It’s error on my part, I assumed that goal stability equals value stability. But then it looks like that it can be impossible to reconstruct agent’s values given only its current state.
Goal is what an agent optimizes for at a given point in time. Value is the initial goal of an agent (in your toy model at least).
In my root post it seems to be optimal for agent A to self-modify into agent A’, which optimizes for G2, thus agent A’ succeeds in optimizing world according to its values (goal of agent A). But original goal doesn’t influence its optimization procedure anymore. Thus if we’ll analyze agent A’ (without knowledge of world’s history), we’ll be unable to infer its values (its original goal).
You seem to assume that world is indifferent to agent’s goals. But if there’s another agent, then it can be not the case.
Let G1 be “tile the universe with still-life”, G2 be “tile upper half of the universe with still-life”.
If agent A has goal G1, it will be provable destroyed by agent B, if A will change it’s goal to G2, then B will not interfere.
A and B have full information on world’s state.
Should A modify its goal?
Edit: Goal stability != value stability. So my point isn’t valid.
No, I don’t need that assumption. What conclusion in the post depends on it, in your opinion?
It’s error on my part, I assumed that goal stability equals value stability. But then it looks like that it can be impossible to reconstruct agent’s values given only its current state.
I’m afraid I still don’t understand your reasoning. How are “goals” different from “values”, in your terms?
Goal is what an agent optimizes for at a given point in time. Value is the initial goal of an agent (in your toy model at least).

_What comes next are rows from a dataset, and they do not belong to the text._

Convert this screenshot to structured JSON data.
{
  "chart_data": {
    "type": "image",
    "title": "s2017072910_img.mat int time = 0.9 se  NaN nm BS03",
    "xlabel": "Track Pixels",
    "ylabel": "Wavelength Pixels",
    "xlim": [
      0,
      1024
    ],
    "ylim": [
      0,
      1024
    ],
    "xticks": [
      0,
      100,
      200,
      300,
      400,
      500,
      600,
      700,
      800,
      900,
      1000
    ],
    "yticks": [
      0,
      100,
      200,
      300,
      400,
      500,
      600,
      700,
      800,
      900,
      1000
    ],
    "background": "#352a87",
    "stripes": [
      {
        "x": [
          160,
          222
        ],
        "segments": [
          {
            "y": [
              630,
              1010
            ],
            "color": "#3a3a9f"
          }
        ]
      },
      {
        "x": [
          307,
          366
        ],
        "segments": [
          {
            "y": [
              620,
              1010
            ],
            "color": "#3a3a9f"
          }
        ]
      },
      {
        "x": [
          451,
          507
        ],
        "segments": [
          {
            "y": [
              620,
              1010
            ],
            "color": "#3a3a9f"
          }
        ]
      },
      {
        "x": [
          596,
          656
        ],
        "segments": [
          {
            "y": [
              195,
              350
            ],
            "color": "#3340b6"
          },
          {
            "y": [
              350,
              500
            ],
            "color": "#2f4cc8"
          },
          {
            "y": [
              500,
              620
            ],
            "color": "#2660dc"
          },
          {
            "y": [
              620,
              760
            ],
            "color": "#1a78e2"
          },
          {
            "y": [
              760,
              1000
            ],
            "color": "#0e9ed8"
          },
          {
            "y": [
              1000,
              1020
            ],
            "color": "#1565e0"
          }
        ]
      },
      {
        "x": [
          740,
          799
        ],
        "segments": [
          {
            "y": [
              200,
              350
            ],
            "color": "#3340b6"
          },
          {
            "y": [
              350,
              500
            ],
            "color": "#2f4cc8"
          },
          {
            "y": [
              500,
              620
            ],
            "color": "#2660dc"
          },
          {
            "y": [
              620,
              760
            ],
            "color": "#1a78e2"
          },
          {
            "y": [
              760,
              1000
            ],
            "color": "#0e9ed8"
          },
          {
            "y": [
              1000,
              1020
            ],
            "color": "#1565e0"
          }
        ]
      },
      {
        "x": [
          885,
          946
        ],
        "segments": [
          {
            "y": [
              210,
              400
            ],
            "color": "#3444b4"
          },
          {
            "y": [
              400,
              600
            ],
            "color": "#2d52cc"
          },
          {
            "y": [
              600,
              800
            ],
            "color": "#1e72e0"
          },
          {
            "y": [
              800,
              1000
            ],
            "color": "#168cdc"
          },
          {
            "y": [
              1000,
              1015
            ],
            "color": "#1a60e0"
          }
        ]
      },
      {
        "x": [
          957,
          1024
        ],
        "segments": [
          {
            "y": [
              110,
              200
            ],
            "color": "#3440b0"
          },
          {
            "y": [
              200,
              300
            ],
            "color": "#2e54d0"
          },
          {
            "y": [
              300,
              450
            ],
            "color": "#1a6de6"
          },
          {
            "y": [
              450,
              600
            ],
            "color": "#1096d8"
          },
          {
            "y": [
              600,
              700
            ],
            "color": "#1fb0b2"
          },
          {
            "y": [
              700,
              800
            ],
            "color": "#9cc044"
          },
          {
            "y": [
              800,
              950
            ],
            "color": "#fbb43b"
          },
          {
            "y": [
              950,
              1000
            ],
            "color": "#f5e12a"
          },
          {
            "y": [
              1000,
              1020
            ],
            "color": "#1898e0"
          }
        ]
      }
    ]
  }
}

In my root post it seems to be optimal for agent A to self-modify into agent A’, which optimizes for G2, thus agent A’ succeeds in optimizing world according to its values (goal of agent A). But original goal doesn’t influence its optimization procedure anymore. Thus if we’ll analyze agent A’ (without knowledge of world’s history), we’ll be unable to infer its values (its original goal).
Yes, that seems to be correct.